Authorities are hampering the development of civil society, and elites will demand that President Vladimir Putin hand over power after his third presidential term, according to a report commissioned by a group of experts headed by former Finance Minister Alexei Kudrin.

The report, titled "Authorities — Elites — Society: Contours of a New Social Contract," was compiled by the Center for Political Technologies think tank and Levada Center pollster and released Thursday to coincide with the one-year anniversary of Kudrin's Committee of Civic Initiatives.

Its main finding was that between 2011 and 2012, "the 'Putin consensus,' whereby the majority voted for authorities or the perennial opposition without displaying any political activism in between elections, ceased to exist," Kommersant reported.
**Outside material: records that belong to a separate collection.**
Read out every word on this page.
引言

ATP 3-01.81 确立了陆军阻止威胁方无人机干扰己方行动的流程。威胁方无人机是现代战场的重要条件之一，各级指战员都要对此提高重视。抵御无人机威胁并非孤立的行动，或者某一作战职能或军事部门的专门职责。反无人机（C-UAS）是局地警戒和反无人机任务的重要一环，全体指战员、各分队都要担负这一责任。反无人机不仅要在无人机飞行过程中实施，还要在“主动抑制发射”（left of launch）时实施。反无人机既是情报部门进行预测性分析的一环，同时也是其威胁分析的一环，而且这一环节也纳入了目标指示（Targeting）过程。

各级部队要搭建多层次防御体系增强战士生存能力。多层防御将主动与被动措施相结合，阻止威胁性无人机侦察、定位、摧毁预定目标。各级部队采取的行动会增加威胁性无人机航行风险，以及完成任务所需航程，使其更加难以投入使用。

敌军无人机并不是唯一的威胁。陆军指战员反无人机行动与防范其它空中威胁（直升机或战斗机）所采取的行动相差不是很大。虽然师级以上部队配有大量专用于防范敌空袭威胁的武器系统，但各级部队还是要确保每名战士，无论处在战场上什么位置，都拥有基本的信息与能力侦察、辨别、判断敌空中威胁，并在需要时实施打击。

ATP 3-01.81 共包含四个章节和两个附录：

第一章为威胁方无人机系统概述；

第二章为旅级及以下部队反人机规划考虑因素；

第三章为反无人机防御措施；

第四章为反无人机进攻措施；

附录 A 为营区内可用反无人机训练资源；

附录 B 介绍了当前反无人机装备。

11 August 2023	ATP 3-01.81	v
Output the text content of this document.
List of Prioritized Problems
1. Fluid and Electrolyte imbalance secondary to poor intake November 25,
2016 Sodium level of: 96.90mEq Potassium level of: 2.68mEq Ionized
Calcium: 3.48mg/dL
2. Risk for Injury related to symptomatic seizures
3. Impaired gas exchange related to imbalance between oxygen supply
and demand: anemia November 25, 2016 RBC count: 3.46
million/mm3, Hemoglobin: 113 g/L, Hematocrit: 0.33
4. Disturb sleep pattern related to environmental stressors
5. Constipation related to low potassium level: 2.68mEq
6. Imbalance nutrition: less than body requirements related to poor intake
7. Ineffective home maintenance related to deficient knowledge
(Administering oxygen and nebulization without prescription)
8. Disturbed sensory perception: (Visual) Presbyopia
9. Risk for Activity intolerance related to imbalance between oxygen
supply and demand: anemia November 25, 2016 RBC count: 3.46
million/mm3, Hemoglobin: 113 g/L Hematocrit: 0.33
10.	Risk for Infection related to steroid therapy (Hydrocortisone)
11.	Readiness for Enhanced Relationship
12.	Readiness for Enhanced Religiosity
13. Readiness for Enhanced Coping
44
Instead, there appeared "demand for a change in course," as reflected by the anti-Kremlin protest movement, but the ruling elite backed a turn toward conservatism over increased democracy.

Political and economic experts said at the report's presentation that civil society remains underdeveloped and that the level of interpersonal trust in Russia is "too low."

"Russian elites aren't able to solve problems on a national level," since they are built into the country's power vertical and are called on to display loyalty at all costs, the experts said.

But Kudrin's committee said elites could have a greater role to play as Putin's support base shrinks and managerial ineffectiveness in the government grows. In particular, elites could insist that Putin comprehensively hand over power at the 2018 presidential elections.

"The option of the tandem will be impossible," the committee said.